Hanna Krushelnytska of the Sas coat of arms (Ганна Амвросіївна Крушельницька; 18 August 1887 – 13 May 1965) was a Ukrainian opera and concert singer (soprano). Sister of Solomiya Krushelnytska.

==Biography==
His father, Amvrosii Krushelnytskyi, was a Greek Catholic priest and public figure. His mother, Teodora-Mariia Savchynska, was the daughter of priest and writer Hryhorii Savchynskyi. His godfather was Oleksandr Barvinsky, a public and political figure in Galicia, historian, and educator.

She graduated from the Lviv Higher Music Institute (1904) and the Milan Conservatory (1912). From 1907 to 1914, she sang on opera stages in Warsaw, Lviv, Milan, Venice, Rome, and elsewhere.
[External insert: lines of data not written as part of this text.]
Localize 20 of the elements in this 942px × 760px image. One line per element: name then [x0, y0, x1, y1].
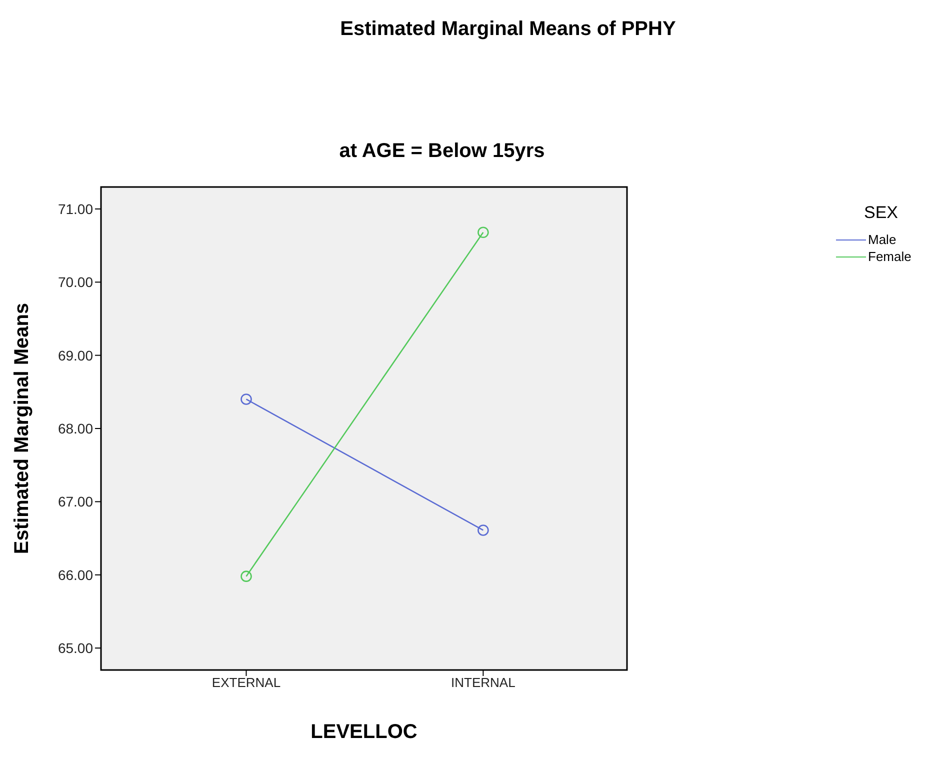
- point: [478, 524, 489, 536]
- y-tick-label: 70.00: [58, 274, 94, 290]
- chart-subtitle: at AGE = Below 15yrs: [338, 140, 546, 163]
- point: [240, 394, 252, 405]
- legend-title: SEX: [864, 203, 900, 223]
- point: [478, 226, 489, 238]
- x-tick-label: EXTERNAL: [212, 675, 281, 690]
- y-tick-label: 65.00: [58, 640, 94, 656]
- y-tick-label: 71.00: [58, 200, 94, 217]
- y-axis-title: Estimated Marginal Means: [11, 302, 34, 554]
- x-tick-label: INTERNAL: [451, 675, 516, 690]
- y-tick-label: 67.00: [58, 494, 94, 510]
- chart-title: Estimated Marginal Means of PPHY: [339, 18, 677, 41]
- y-tick-label: 68.00: [58, 420, 94, 436]
- point: [240, 570, 252, 582]
- legend-label: Female: [868, 249, 912, 264]
- legend-label: Male: [868, 232, 896, 247]
- y-tick-label: 69.00: [58, 347, 94, 364]
- x-axis-title: LEVELLOC: [310, 721, 418, 743]
- y-tick-label: 66.00: [58, 566, 94, 583]
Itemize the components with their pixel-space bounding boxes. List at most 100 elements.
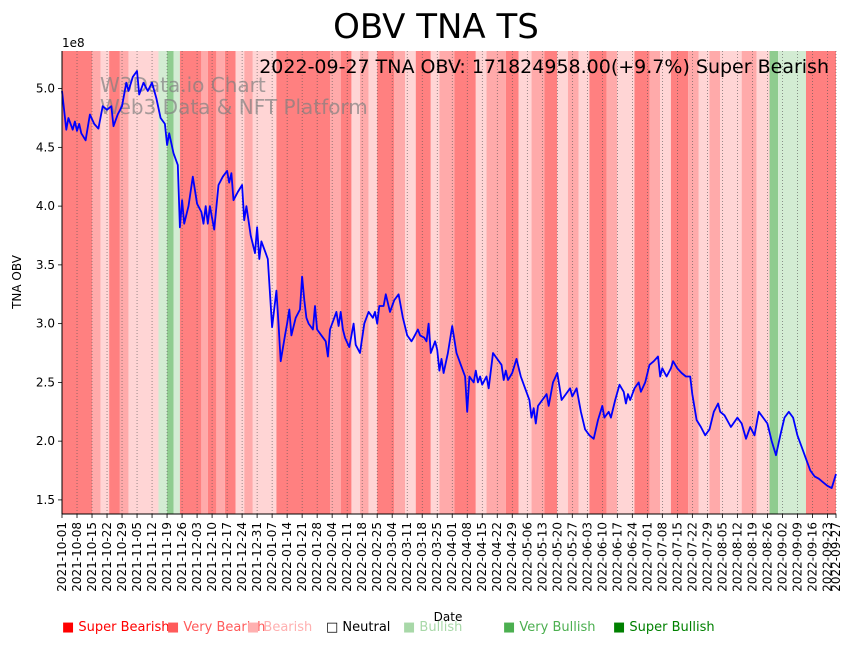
band-bearish	[430, 51, 440, 514]
band-bearish	[756, 51, 770, 514]
band-bearish	[660, 51, 671, 514]
y-tick-label: 4.5	[36, 140, 55, 154]
band-bearish	[252, 51, 277, 514]
x-tick-label: 2022-06-17	[610, 522, 624, 592]
x-tick-label: 2022-03-18	[415, 522, 429, 592]
x-tick-label: 2022-03-04	[385, 522, 399, 592]
y-tick-label: 2.0	[36, 434, 55, 448]
band-very-bearish	[688, 51, 699, 514]
legend-item: ■ Very Bullish	[503, 620, 596, 635]
x-tick-label: 2022-09-09	[790, 522, 804, 592]
legend-item: ■ Bullish	[403, 620, 463, 635]
x-tick-label: 2022-08-12	[730, 522, 744, 592]
signal-bands	[62, 51, 836, 514]
x-tick-label: 2022-07-01	[640, 522, 654, 592]
band-bearish	[405, 51, 416, 514]
legend-item: ■ Super Bullish	[613, 620, 715, 635]
x-tick-label: 2021-11-12	[145, 522, 159, 592]
y-tick-label: 1.5	[36, 493, 55, 507]
band-super-bearish	[589, 51, 607, 514]
band-bullish	[173, 51, 180, 514]
y-tick-label: 3.5	[36, 258, 55, 272]
band-super-bearish	[454, 51, 476, 514]
band-super-bearish	[377, 51, 395, 514]
band-very-bearish	[709, 51, 721, 514]
x-tick-label: 2021-10-22	[100, 522, 114, 592]
x-tick-label: 2021-10-08	[70, 522, 84, 592]
x-tick-label: 2021-11-26	[175, 522, 189, 592]
x-tick-label: 2022-04-01	[445, 522, 459, 592]
band-super-bearish	[224, 51, 236, 514]
x-tick-label: 2022-03-25	[430, 522, 444, 592]
x-axis-label: Date	[434, 610, 463, 624]
band-very-bearish	[531, 51, 545, 514]
x-tick-label: 2022-06-03	[580, 522, 594, 592]
x-tick-label: 2022-05-27	[565, 522, 579, 592]
watermark: W3Data.io Chart Web3 Data & NFT Platform	[100, 73, 368, 119]
band-very-bearish	[649, 51, 661, 514]
x-tick-label: 2022-02-25	[370, 522, 384, 592]
x-tick-label: 2022-04-15	[475, 522, 489, 592]
band-bearish	[235, 51, 245, 514]
x-tick-label: 2022-04-29	[505, 522, 519, 592]
legend-item: ■ Super Bearish	[62, 620, 170, 635]
band-very-bearish	[567, 51, 579, 514]
x-tick-label: 2022-05-20	[550, 522, 564, 592]
legend-item: ■ Very Bearish	[167, 620, 266, 635]
band-very-bearish	[330, 51, 341, 514]
band-bearish	[698, 51, 710, 514]
x-tick-label: 2022-08-05	[715, 522, 729, 592]
x-tick-label: 2021-10-29	[115, 522, 129, 592]
x-tick-label: 2022-01-21	[295, 522, 309, 592]
band-bearish	[351, 51, 361, 514]
x-tick-label: 2021-11-19	[160, 522, 174, 592]
x-tick-label: 2022-09-23	[820, 522, 834, 592]
x-tick-label: 2022-01-07	[265, 522, 279, 592]
chart-subtitle: 2022-09-27 TNA OBV: 171824958.00(+9.7%) …	[259, 56, 829, 78]
band-bearish	[518, 51, 532, 514]
band-bullish	[778, 51, 783, 514]
band-bearish	[475, 51, 487, 514]
y-scale-label: 1e8	[62, 36, 85, 50]
x-tick-label: 2022-02-18	[355, 522, 369, 592]
band-bullish	[158, 51, 168, 514]
x-tick-label: 2022-09-16	[805, 522, 819, 592]
band-very-bearish	[201, 51, 208, 514]
x-tick-label: 2022-08-19	[745, 522, 759, 592]
x-tick-label: 2022-08-26	[760, 522, 774, 592]
legend-item: ■ Bearish	[247, 620, 313, 635]
band-super-bearish	[109, 51, 120, 514]
band-bearish	[368, 51, 378, 514]
x-ticks: 2021-10-01 2021-10-08 2021-10-15 2021-10-22…	[55, 514, 843, 592]
band-bullish	[782, 51, 806, 514]
x-tick-label: 2022-07-22	[685, 522, 699, 592]
band-very-bearish	[92, 51, 101, 514]
x-tick-label: 2021-12-31	[250, 522, 264, 592]
band-bearish	[578, 51, 590, 514]
x-tick-label: 2021-12-10	[205, 522, 219, 592]
x-tick-label: 2022-01-14	[280, 522, 294, 592]
band-very-bearish	[119, 51, 129, 514]
x-tick-label: 2021-10-01	[55, 522, 69, 592]
band-very-bearish	[606, 51, 618, 514]
band-super-bearish	[670, 51, 689, 514]
y-ticks: 1.5 2.0 2.5 3.0 3.5 4.0 4.5 5.0	[36, 82, 62, 507]
x-tick-label: 2022-04-22	[490, 522, 504, 592]
x-tick-label: 2021-10-15	[85, 522, 99, 592]
band-very-bearish	[741, 51, 757, 514]
band-very-bullish	[167, 51, 174, 514]
y-tick-label: 3.0	[36, 317, 55, 331]
x-tick-label: 2022-05-06	[520, 522, 534, 592]
obv-series	[61, 70, 837, 490]
band-very-bearish	[439, 51, 455, 514]
band-bearish	[617, 51, 635, 514]
band-super-bearish	[179, 51, 202, 514]
x-tick-label: 2022-02-04	[325, 522, 339, 592]
band-super-bearish	[805, 51, 836, 514]
x-tick-label: 2022-07-29	[700, 522, 714, 592]
band-bearish	[100, 51, 110, 514]
x-tick-label: 2022-07-15	[670, 522, 684, 592]
band-bearish	[128, 51, 159, 514]
vertical-grid	[61, 51, 837, 514]
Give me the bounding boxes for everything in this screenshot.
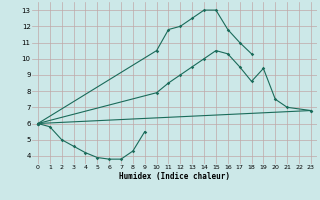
X-axis label: Humidex (Indice chaleur): Humidex (Indice chaleur) bbox=[119, 172, 230, 181]
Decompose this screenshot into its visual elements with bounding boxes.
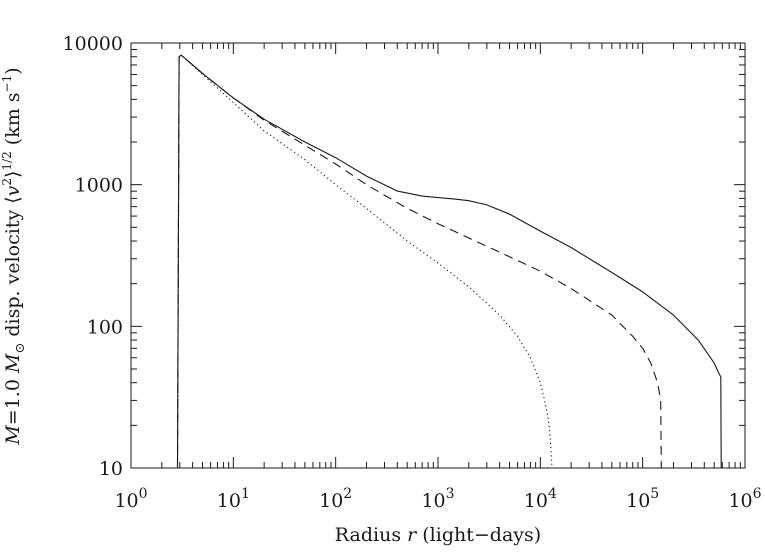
- x-axis-label: Radius r (light−days): [335, 524, 541, 546]
- y-tick-labels: 10 100 1000 10000: [63, 33, 123, 480]
- x-tick-label: 101: [217, 486, 250, 512]
- series-layer: [176, 54, 722, 469]
- x-tick-label: 102: [319, 486, 352, 512]
- y-tick-label: 100: [87, 316, 123, 338]
- series-line-dashed: [176, 54, 662, 469]
- x-tick-label: 106: [728, 486, 761, 512]
- tick-marks: [130, 43, 745, 469]
- plot-frame: [130, 42, 746, 469]
- y-tick-label: 1000: [75, 175, 123, 197]
- y-tick-label: 10: [99, 458, 123, 480]
- x-tick-label: 103: [421, 486, 454, 512]
- y-tick-label: 10000: [63, 33, 123, 55]
- x-tick-label: 105: [626, 486, 659, 512]
- y-axis-label: M=1.0 M⊙ disp. velocity ⟨v2⟩1/2 (km s−1): [0, 67, 28, 445]
- x-tick-labels: 100 101 102 103 104 105 106: [114, 486, 761, 512]
- x-tick-label: 104: [524, 486, 557, 512]
- x-tick-label: 100: [114, 486, 147, 512]
- series-line-dotted: [176, 54, 553, 469]
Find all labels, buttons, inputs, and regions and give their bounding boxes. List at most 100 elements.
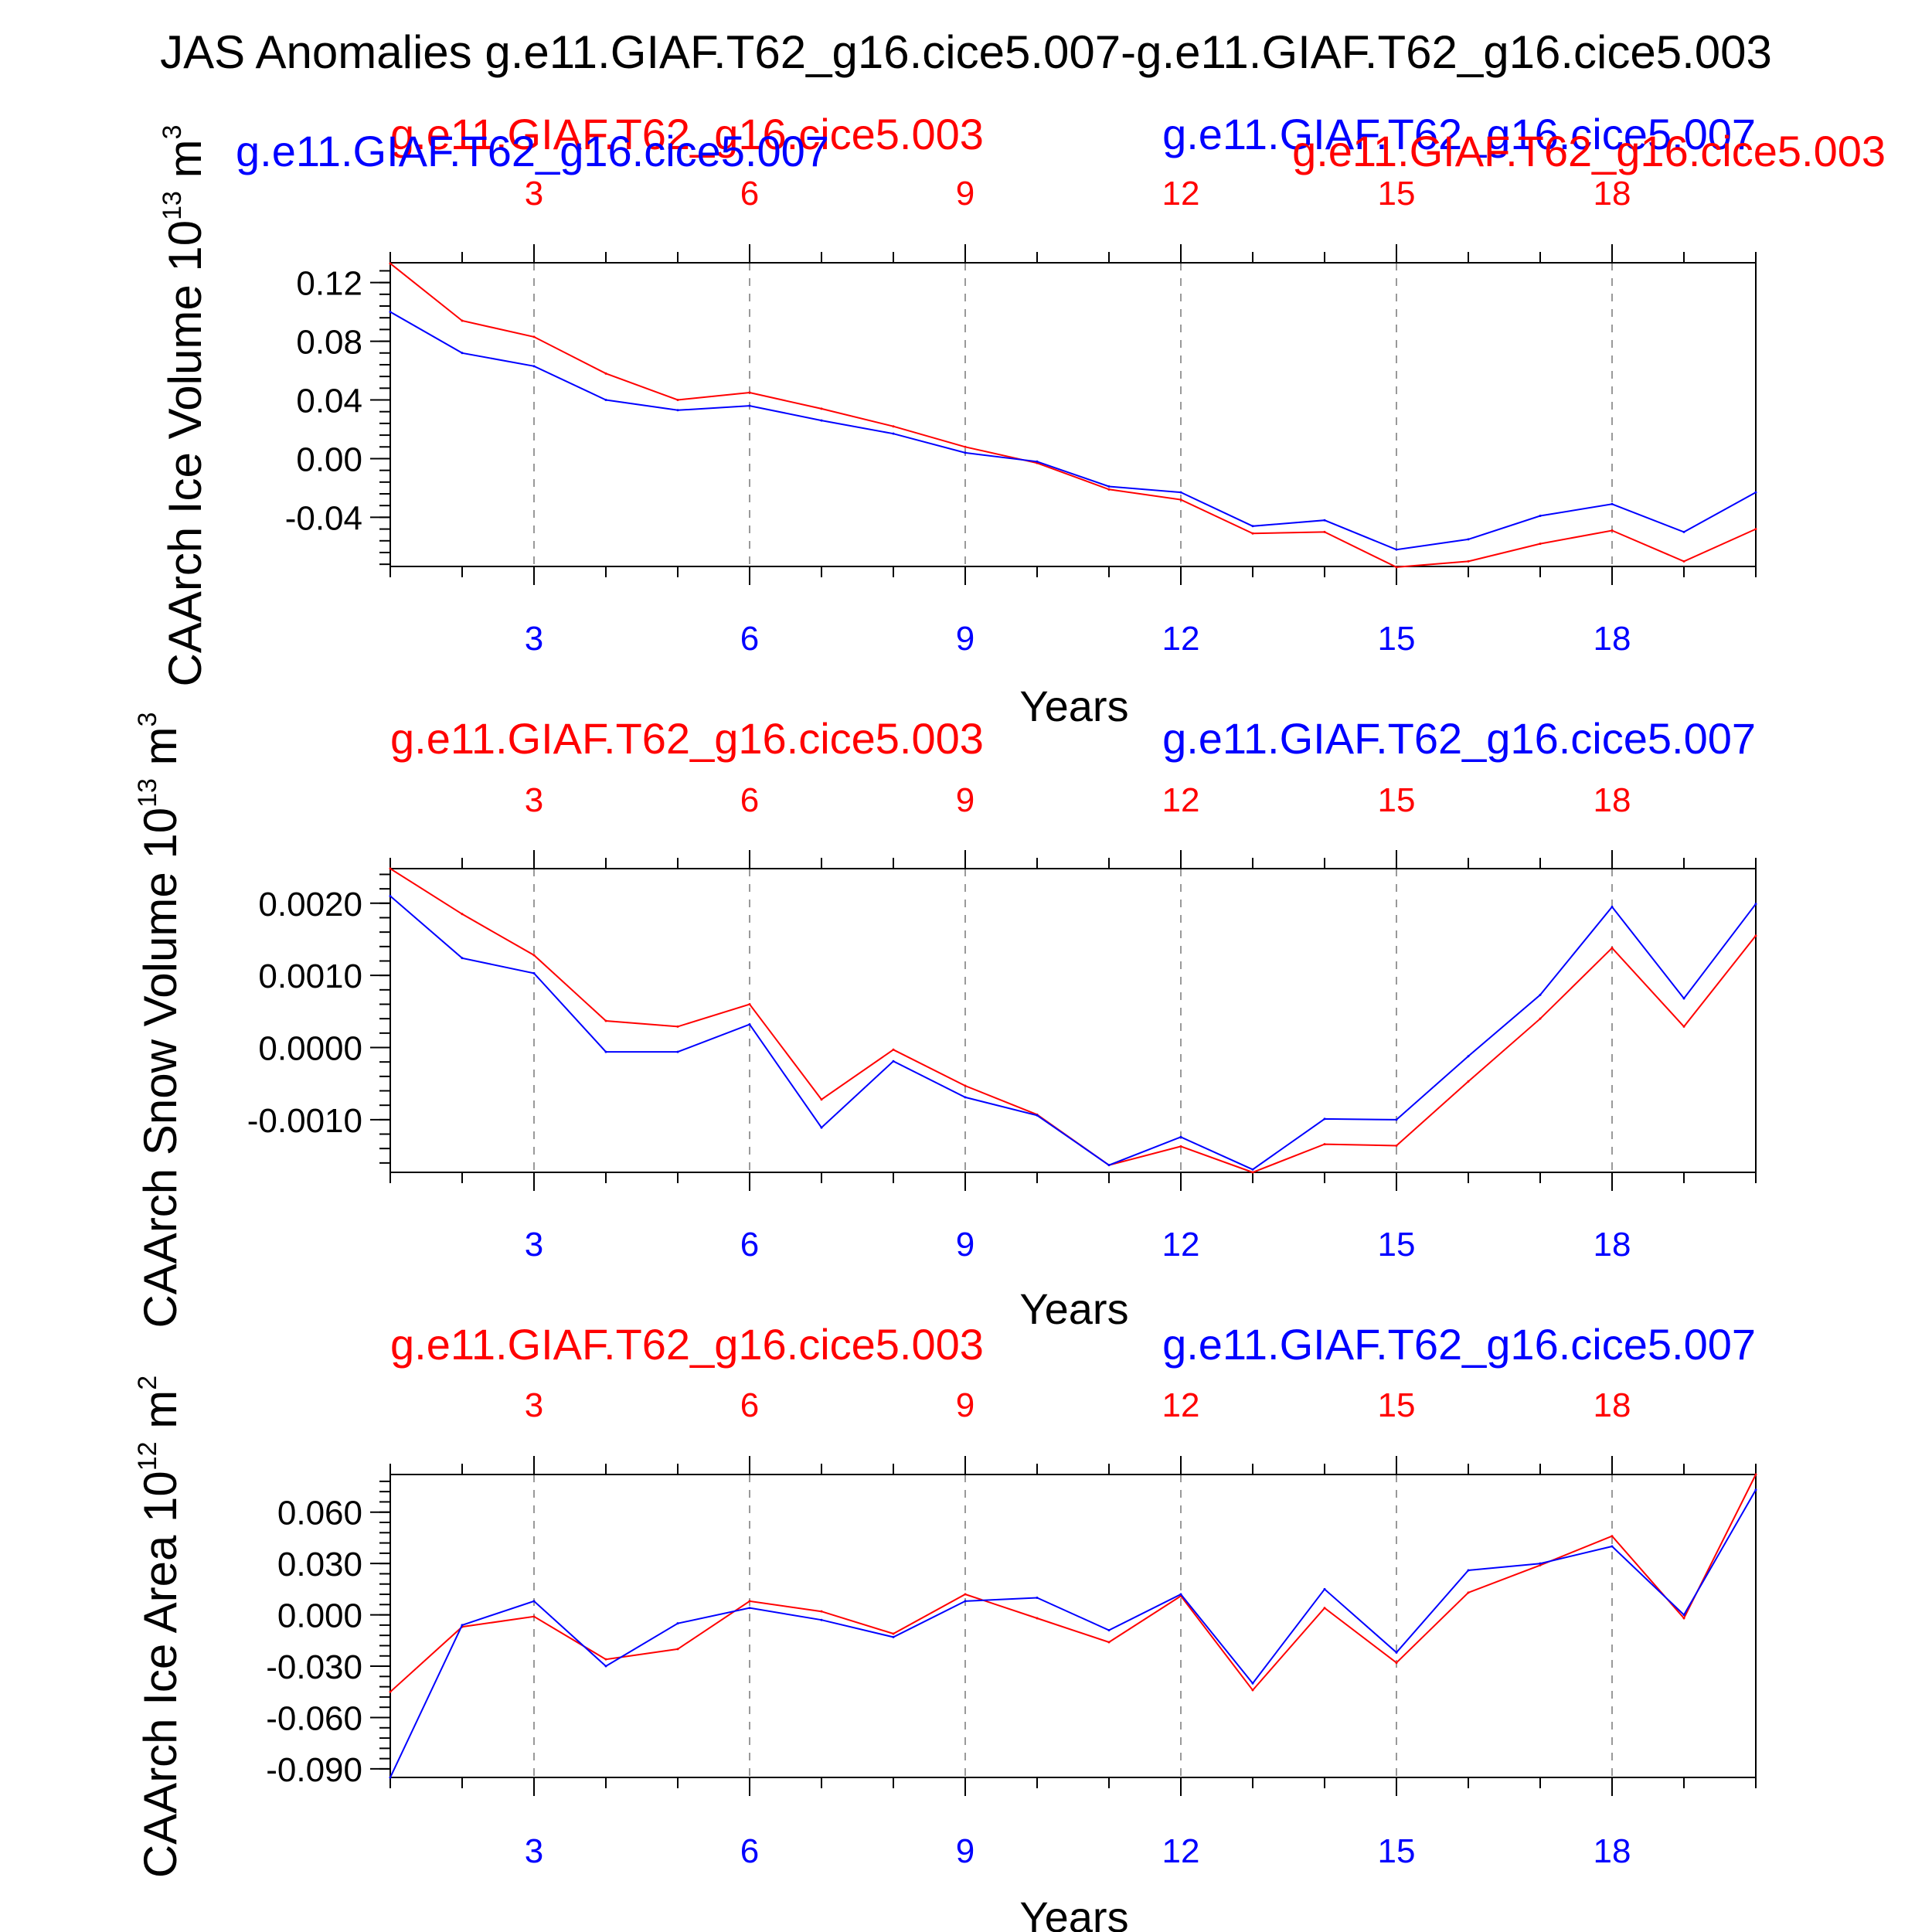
x-axis-title: Years xyxy=(1019,1284,1128,1333)
data-point-red xyxy=(1611,529,1614,532)
data-point-red xyxy=(604,1658,607,1661)
data-point-red xyxy=(1395,1662,1398,1665)
x-tick-label-top: 18 xyxy=(1594,781,1631,819)
x-tick-label-bottom: 15 xyxy=(1378,620,1416,658)
data-point-red xyxy=(1467,1080,1470,1083)
data-point-red xyxy=(1395,1144,1398,1147)
data-point-blue xyxy=(532,365,536,368)
data-point-blue xyxy=(461,1624,464,1627)
y-tick-label: 0.0010 xyxy=(258,957,362,995)
x-tick-label-top: 15 xyxy=(1378,1386,1416,1424)
data-point-red xyxy=(604,1019,607,1022)
data-point-red xyxy=(1323,1143,1326,1146)
x-tick-label-top: 9 xyxy=(956,781,975,819)
data-point-blue xyxy=(1467,1055,1470,1058)
data-point-blue xyxy=(389,311,392,314)
y-tick-label: 0.00 xyxy=(296,440,362,478)
data-point-blue xyxy=(1611,502,1614,505)
y-axis-title-main: CAArch Snow Volume 10 xyxy=(134,808,186,1328)
y-axis-title-unit-exponent: 3 xyxy=(133,712,162,726)
y-axis-title-main: CAArch Ice Volume 10 xyxy=(159,220,211,687)
data-point-blue xyxy=(1682,997,1685,1000)
data-point-blue xyxy=(820,419,823,422)
data-point-red xyxy=(1539,1017,1542,1020)
data-point-red xyxy=(389,262,392,265)
y-axis-title-unit: m xyxy=(134,1390,186,1442)
data-point-red xyxy=(1611,947,1614,950)
data-point-blue xyxy=(1107,485,1111,488)
data-point-red xyxy=(1539,543,1542,546)
data-point-blue xyxy=(1539,515,1542,517)
y-tick-label: -0.0010 xyxy=(247,1102,362,1140)
data-point-blue xyxy=(1036,1596,1039,1599)
x-tick-label-top: 3 xyxy=(525,175,543,213)
data-point-red xyxy=(1682,1025,1685,1028)
data-point-red xyxy=(1539,1563,1542,1566)
legend-blue: g.e11.GIAF.T62_g16.cice5.007 xyxy=(1162,1320,1756,1369)
data-point-blue xyxy=(820,1126,823,1129)
y-axis-title-unit: m xyxy=(159,139,211,191)
y-tick-label: 0.0000 xyxy=(258,1030,362,1068)
series-line-red xyxy=(389,868,1757,1174)
x-tick-label-bottom: 15 xyxy=(1378,1226,1416,1264)
data-point-red xyxy=(820,1098,823,1101)
y-axis-title-exponent: 13 xyxy=(133,778,162,808)
data-point-blue xyxy=(1539,993,1542,996)
x-tick-label-top: 6 xyxy=(740,781,759,819)
x-tick-label-bottom: 18 xyxy=(1594,1832,1631,1870)
x-tick-label-bottom: 15 xyxy=(1378,1832,1416,1870)
plot-frame xyxy=(389,868,1757,1173)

From 1914 to 1928, she also performed as a concert singer. She took part in anniversary concerts dedicated to Taras Shevchenko (1901–1906), Mykola Lysenko (1903), and Ivan Franko (1913) in Lviv.

As a result of the stress she experienced, she was treated for a nervous disorder with the help of her sister Solomiya. After World War I, she returned to Galicia. On 8 May 1922, together with singer Odarka Bandrivska and composer Vasyl Barvinsky, she performed in a concert, the proceeds of which were donated to Ukrainian people with disabilities.

In 1928, she left the stage. She performed for the last time in Hrebeniv. During the Soviet era, she lived in a house at 23 Chernyshevskoho Street.

She is buried in Lviv, in section 4 of the Lychakiv Cemetery.

==Creativity, repertoire==
She had a "cello" timbre and extensive vocal training.

===Opera roles===
- Natalka, Marusia (Natalka Poltavka, Black Sea Cossacks by Mykola Lysenko),
- Oksana (Zaporozhets za Dunayem by Semen Hulak-Artemovskyi),
- Irys (Irys by Pietro Mascagni),
- Sieglinde, Elisabeth (Die Walküre, Tannhäuser by Richard Wagner),
- Micaëla (Carmen by Georges Bizet),
- Mimi (La Bohème by Giacomo Puccini).

===Concert repertoire===
She performed works by Giuseppe Verdi, Giacomo Puccini, Richard Wagner, Vasyl Barvinsky, Mykola Lysenko, Stanislav Lyudkevych, Ostap Nyzhankivsky, and Denys Sichinskyi.

===Records===
She recorded three Ukrainian songs on gramophone records: "Z moho tyazhkogo boliu", "Oi misiatsiu, misiachenku", and "Shyroky list na dubochku" (Lviv, Gramophone, 1904, 1905).

==Bibliography==
- Krushelnytska Hanna Amvrosiivna / B. M. Filts // Encyclopedia of Modern Ukraine [Online] / Eds. : I.М. Dziuba, A.I. Zhukovsky, M.H. Zhelezniak [et al.]; National Academy of Sciences of Ukraine, Shevchenko Scientific Society. – Kyiv: The NASU institute of Encyclopedic Research, 2014.
- Крушельницька Ганна Амвросіївна // Українська музична енциклопедія. У 2 т. Т. 2. [Е – К] / гол. редкол. Г. Скрипник. — Київ : Видавництво Інституту мистецтвознавства, фольклористики та етнології НАН України, 2008. — С. 623.
- Крушельницькі / Українські родоводи // Галицька брама. — Львів, No. 9 за грудень 1995. — С. 8–9.
- Лисенко Іван. Словник співаків України. — Київ, 1997. — С. 158.
- Медведик П. Славетна сестра великої Соломії // Жовтень. — 1982. — Ч. 9.